Malcom Gladwell on “Tilly and Focus Groups”
Malcom Gladwell wrote a review for the New Yorker last week on Charles Tilly’s new book “Why” and although i didn’t get into the review as much, here is some great insight by malcom on our world that i gleaned from his blog post. I blocked it out below, but what i loved is the idea that different communication styles connect with different contexts and one of the jobs of the marketer is to determine which story for which context in order for that group to understand, experience and follow.

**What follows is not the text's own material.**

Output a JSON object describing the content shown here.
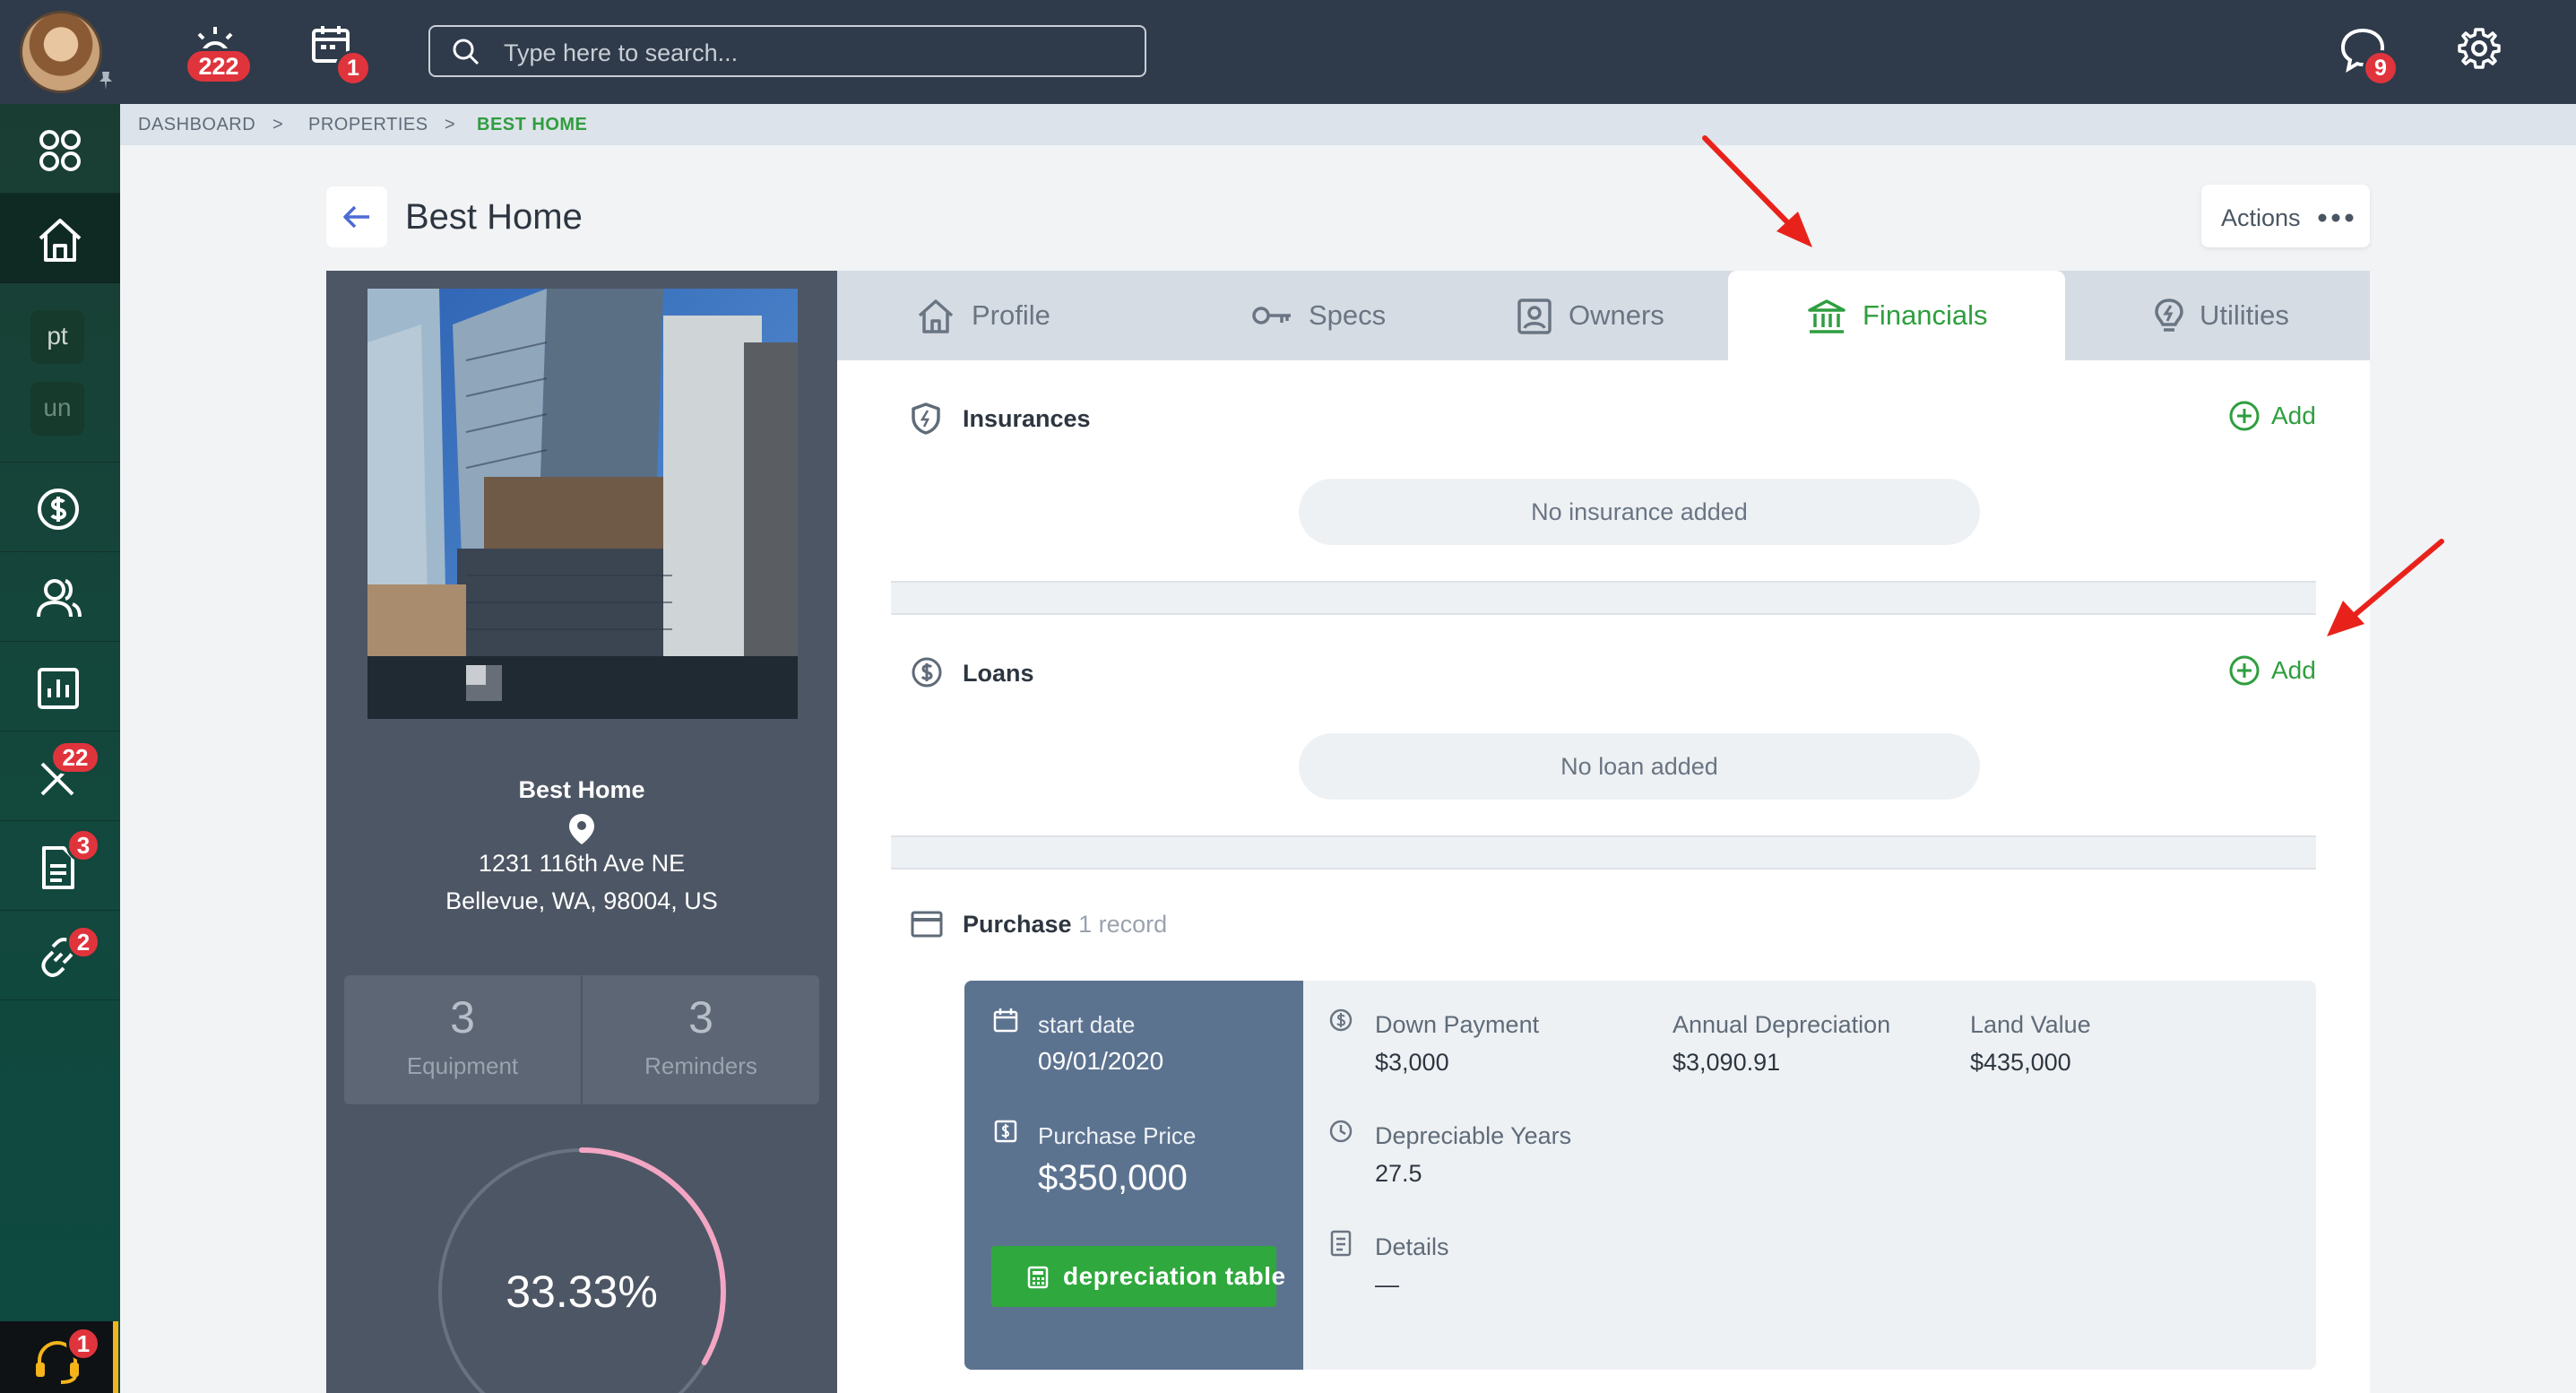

For those who haven’t read it, Tilly provides a taxonomy of reason-giving. We emply four kinds of explanations, he says: conventions (social formulae), stories (common sense narratives), codes (legal formulae) and technical accounts (specialized stories). And we get into trouble when we use one kind of reason in a context where another is necessary. What’s fun about Tilly’s argument is that it provides a way of understanding all kinds of problematic social interactions. In the piece, I talk about the difficulty children have in understanding the admonition “don’t be a tattle-tale” and the Dick Cheney shooting accident and restorative justice–among other things. Here is a comment from a reader, Jason Oke, who is the senior planner at Leo Burnett in Toronto. It’s an elegant extension of the arguments I made against focus groups in “Blink,” this time using Tilly’s taxonomy:
I think, as I gather you do, that how we feel about a brand, and which products and services we choose, is usually explained by a fantastically complex set of factors: the brands our parents used, the brands we see people around us use, the image of the brand, our personal experience with it, a sale, a half-remembered ad from 10 years ago, and so on. This is probably best explained as a story – we may both buy Tide, but there’s a different narrative that brought each of us to pick it up.

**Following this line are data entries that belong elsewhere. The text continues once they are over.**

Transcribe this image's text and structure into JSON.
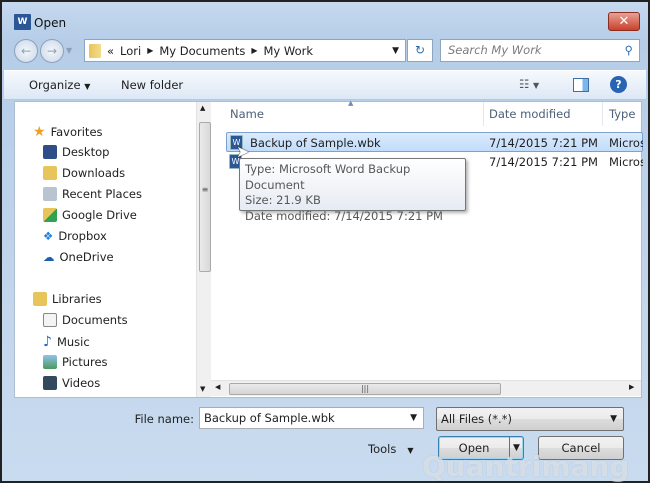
{
  "window": {
    "title": "Open",
    "app_icon": "W"
  },
  "address": {
    "overflow": "«",
    "crumbs": [
      "Lori",
      "My Documents",
      "My Work"
    ]
  },
  "search": {
    "placeholder": "Search My Work"
  },
  "toolbar": {
    "organize": "Organize",
    "new_folder": "New folder"
  },
  "nav": {
    "favorites": {
      "label": "Favorites",
      "items": [
        "Desktop",
        "Downloads",
        "Recent Places",
        "Google Drive",
        "Dropbox",
        "OneDrive"
      ]
    },
    "libraries": {
      "label": "Libraries",
      "items": [
        "Documents",
        "Music",
        "Pictures",
        "Videos"
      ]
    }
  },
  "columns": {
    "name": "Name",
    "date": "Date modified",
    "type": "Type"
  },
  "files": [
    {
      "name": "Backup of Sample.wbk",
      "date": "7/14/2015 7:21 PM",
      "type": "Micros"
    },
    {
      "name": "",
      "date": "7/14/2015 7:21 PM",
      "type": "Micros"
    }
  ],
  "tooltip": {
    "type": "Type: Microsoft Word Backup Document",
    "size": "Size: 21.9 KB",
    "modified": "Date modified: 7/14/2015 7:21 PM"
  },
  "bottom": {
    "file_name_label": "File name:",
    "file_name_value": "Backup of Sample.wbk",
    "filter": "All Files (*.*)",
    "tools": "Tools",
    "open": "Open",
    "cancel": "Cancel"
  },
  "watermark": "Quantrimang"
}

But in market research, the answers people give sound more like conventions: “It’s a good value”, “my family likes it”, “it tastes good.” And it seems that because of the artificiality of the situation, the perils of introspection, etc, most market research actually encourages people to answer in conventions, and doesn’t encourage the telling of stories. Many of these stories are probably complex and deeply buried such that they are hard to consciously access anyway.